One challenge facing the delivery of radiation to treat pathological anatomies such as tumors or lesions is identifying the location of the target (i.e. tumor location within a patient). The most common technique currently used to identify and target a tumor location for treatment involves a diagnostic X-ray or fluoroscopy system to image the patient's body to detect the position of the tumor. This technique assumes that the tumor is stationary. Even if a patient is kept motionless, radiation treatment requires additional methods to account for movement due to respiration, in particular when treating a tumor located near the lungs. Breath hold and respiratory gating are two conventional methods used to compensate for target movement during respiration while a patient is receiving conventional radiation treatments.
Breath hold requires the patient to hold his or her breath at the same point in the breathing cycle and only treats the tumor when the tumor is stationary. A respirometer is often used to measure the tidal volume and ensure the breath is being held at the same location in the breathing cycle during each irradiation. Such a breath hold method takes longer than a standard treatment and often requires training the patient to hold his or her breath in a repeatable manner.
Respiratory gating is the process of turning on the radiation beam as a function of a patient's breathing cycle. When using a respiratory gating technique, treatment is synchronized to the individual's breathing pattern, limiting the radiation beam delivery to only one specific part of the breathing cycle and targeting the tumor only when it is in the optimum range. Such a respiratory gating method requires the patient to have many sessions of training and many days of practice to breathe in the same manner for long periods of time. A system implementing the respiratory gating method may also require healthy tissue to be irradiated before and after the tumor passes into view to ensure complete coverage of the tumor.

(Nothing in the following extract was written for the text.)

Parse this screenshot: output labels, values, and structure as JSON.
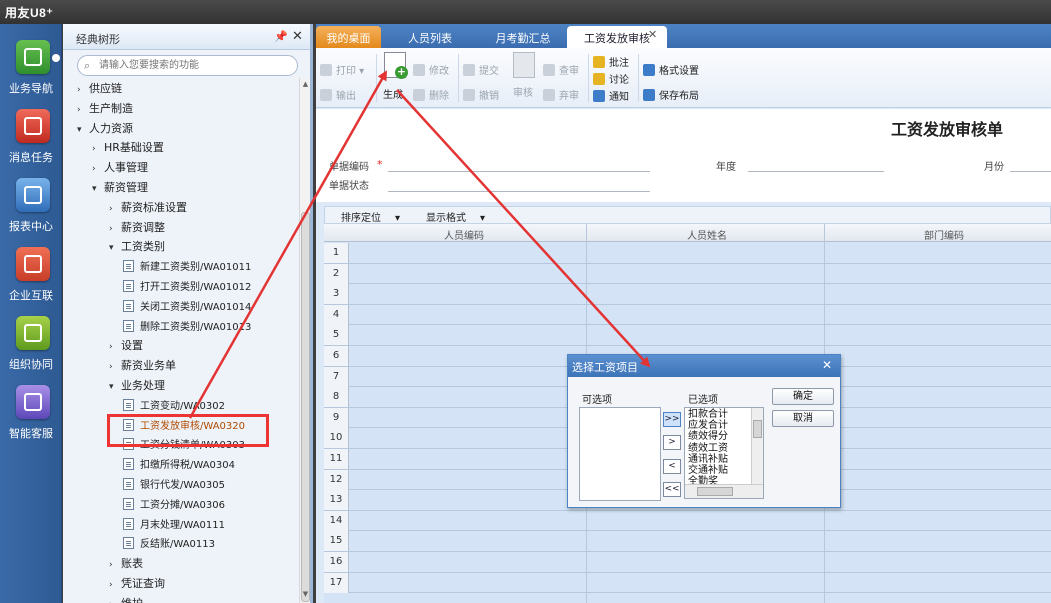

Attempts have been made to avoid the burdens placed on a patient from breath hold and respiratory gating techniques. Some methods for tracking the movement of a tumor or other target use imaging devices to capture the internal structure of a patient's body. One imaging modality that is commonly used in medical applications is ultrasound. Ultrasound systems create images of internal structure by detecting reflection signatures resulting from the propagation of high-frequency sound waves into the internal structure.
Conventional ultrasound systems are not suitable for use in target tracking applications because the imaging field of such systems is typically small, so that tissue movement affecting the imaged area is more likely to move a target out of the imaging field. Furthermore, repositioning of the ultrasound transducer to maintain image quality may require intervention by an operator whose presence in a treatment room may be disruptive, particularly during a treatment session.